# Solving second order unhomogonous equations

1. Feb 3, 2008

### sweep123

1. The problem statement, all variables and given/known data
solve y"+y=xsin(x) , initial conditions y(0)=0, y'(0)=1

2. Relevant equations

3. The attempt at a solution
I know that when right hand side equals something like sin(x), then the particular integral is xc1sin(x)+xc2cos(x). I am unsure what the particular integral should be for above. can anyone help me. I have tried (x^2)c1sin(x)+(x^2)c2cos(x), but have not gotten a solution from it. Thanks

2. Feb 3, 2008

### Dick

You need a bigger family of trial functions. Try c1*x^2*sin(x)+c2*x^2*cos(x)+c3*x*sin(x)+c4*x*cos(x).

3. Feb 3, 2008

### Dmak

instead of looking at that equation you could try to look at an equivalent equation
$$L[y] = y'' + y = xe^{ix}$$, where $$i = \sqrt{-1}$$. then since $$i$$ is a particular root of the characteristic equation, y has a solution of the form
$$y = x^{2}A_{0}e^{ix}$$ from there it is easily shown that the complex part of the solution of $$y$$ is the solution of the original equation you proposed.

You could also try the variation of parameters method but I often avoid it because of messy integration

Last edited: Feb 3, 2008
4. Feb 3, 2008

### Dick

I really don't know what you are talking about, but neither the real nor the imaginary part of x^2*exp(ix) is a particular solution to y''+y=x*sin(x).

5. Feb 3, 2008

### Dmak

whoops what i meant was a particular solution of the form:
$$y = x(A_{0} + A_{1}x)e^{xi}$$ you have to derive the coefficients by evaluating $$L[y]$$ and matching up the coefficients $$A_{0}, A_{1}$$ with the right hand side of the equation ( $$xe^{ix}$$ ) then you use the imaginary portion of this solution, this one was more tedious than I thought and I would recommend using the variation of parameters method.

6. Feb 3, 2008

### sweep123

thanks. thats really helpful. is there anyway of knowing what the particular integral is for any unhomogenous second order differential equation, or is it just trial and error?

7. Feb 3, 2008

### sweep123

ive just tried substituting the particular integral
y(x)= c1(x^2)sin(x)+c2(x^2)cos(x)+xc3sin(x)+xc4cos(x) into y"+y=xsinx. I end up with
2c1sin(x)+4xc1cos(x)+2c2cos(x)-4xc2sin(x)+2c3cos(x)-2c4sin(x)=xsin(x)
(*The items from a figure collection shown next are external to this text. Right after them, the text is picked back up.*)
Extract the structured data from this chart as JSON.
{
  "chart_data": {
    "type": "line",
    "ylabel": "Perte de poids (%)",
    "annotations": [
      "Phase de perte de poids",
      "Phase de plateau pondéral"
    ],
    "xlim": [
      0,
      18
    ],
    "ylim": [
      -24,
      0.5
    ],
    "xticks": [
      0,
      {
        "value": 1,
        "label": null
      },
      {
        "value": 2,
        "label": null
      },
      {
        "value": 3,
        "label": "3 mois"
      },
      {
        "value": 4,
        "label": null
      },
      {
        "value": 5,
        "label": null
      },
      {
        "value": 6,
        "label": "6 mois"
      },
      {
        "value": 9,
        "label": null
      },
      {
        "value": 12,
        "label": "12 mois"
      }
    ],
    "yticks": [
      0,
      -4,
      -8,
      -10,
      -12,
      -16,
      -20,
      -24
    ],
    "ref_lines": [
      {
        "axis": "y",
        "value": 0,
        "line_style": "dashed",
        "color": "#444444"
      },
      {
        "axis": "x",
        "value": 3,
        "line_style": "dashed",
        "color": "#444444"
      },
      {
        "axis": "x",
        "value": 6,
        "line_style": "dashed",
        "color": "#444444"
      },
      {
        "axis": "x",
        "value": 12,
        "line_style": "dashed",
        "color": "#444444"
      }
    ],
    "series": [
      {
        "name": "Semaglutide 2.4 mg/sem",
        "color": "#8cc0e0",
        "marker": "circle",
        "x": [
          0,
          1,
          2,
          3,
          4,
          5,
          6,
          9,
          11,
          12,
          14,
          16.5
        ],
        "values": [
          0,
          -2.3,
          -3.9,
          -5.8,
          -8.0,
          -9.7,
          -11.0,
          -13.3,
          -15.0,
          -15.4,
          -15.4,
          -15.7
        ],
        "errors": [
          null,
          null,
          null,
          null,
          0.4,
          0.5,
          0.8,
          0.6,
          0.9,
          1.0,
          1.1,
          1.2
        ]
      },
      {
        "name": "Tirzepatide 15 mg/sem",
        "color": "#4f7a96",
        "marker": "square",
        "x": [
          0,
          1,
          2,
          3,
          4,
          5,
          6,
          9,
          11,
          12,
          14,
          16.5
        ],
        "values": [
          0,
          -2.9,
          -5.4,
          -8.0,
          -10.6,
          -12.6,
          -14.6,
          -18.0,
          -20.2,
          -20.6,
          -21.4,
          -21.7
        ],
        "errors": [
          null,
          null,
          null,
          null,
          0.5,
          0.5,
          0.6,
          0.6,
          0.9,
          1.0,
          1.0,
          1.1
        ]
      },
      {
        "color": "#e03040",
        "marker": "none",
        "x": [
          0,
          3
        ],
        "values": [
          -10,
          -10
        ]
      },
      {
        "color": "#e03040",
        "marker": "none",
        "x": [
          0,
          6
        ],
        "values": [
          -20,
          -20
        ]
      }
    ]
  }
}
This doesn't look solvable. Ive checked my differentiating a couple of times and it looks okay. Any suggestions where I may be going wrong?

Last edited: Feb 3, 2008
8. Feb 3, 2008

### Dmak

This would be a fine method: http://www.sosmath.com/diffeq/second/variation/variation.html

essentially find two homogeneous solutions $$y_{1}, y_{2}$$ then using those you can find a solution to the differentiall equation of the form,

$$\phi(x) = y_{1}u_{1} + y_{2}u_{2}$$
where
$$u'_{1} = \frac{-sin(x)y_{2}}{W[y_{1}, y_{2}]}$$
$$u'_{2} = \frac{sin(x)y_{1}}{W[y_{1}, y_{2}]}$$
and
$$W[y_{1}, y_{2}] = y_{1}'y_{2} - y_{1}y_{2}'$$

Last edited: Feb 3, 2008
9. Feb 3, 2008

### Dick

It is solvable. How about c1=c4=0 and c2=-1/4 and c3=1/4? You just have to try harder.

10. Feb 4, 2008

### sweep123

oh yeah. i should have spent a bit more time on that. Thanks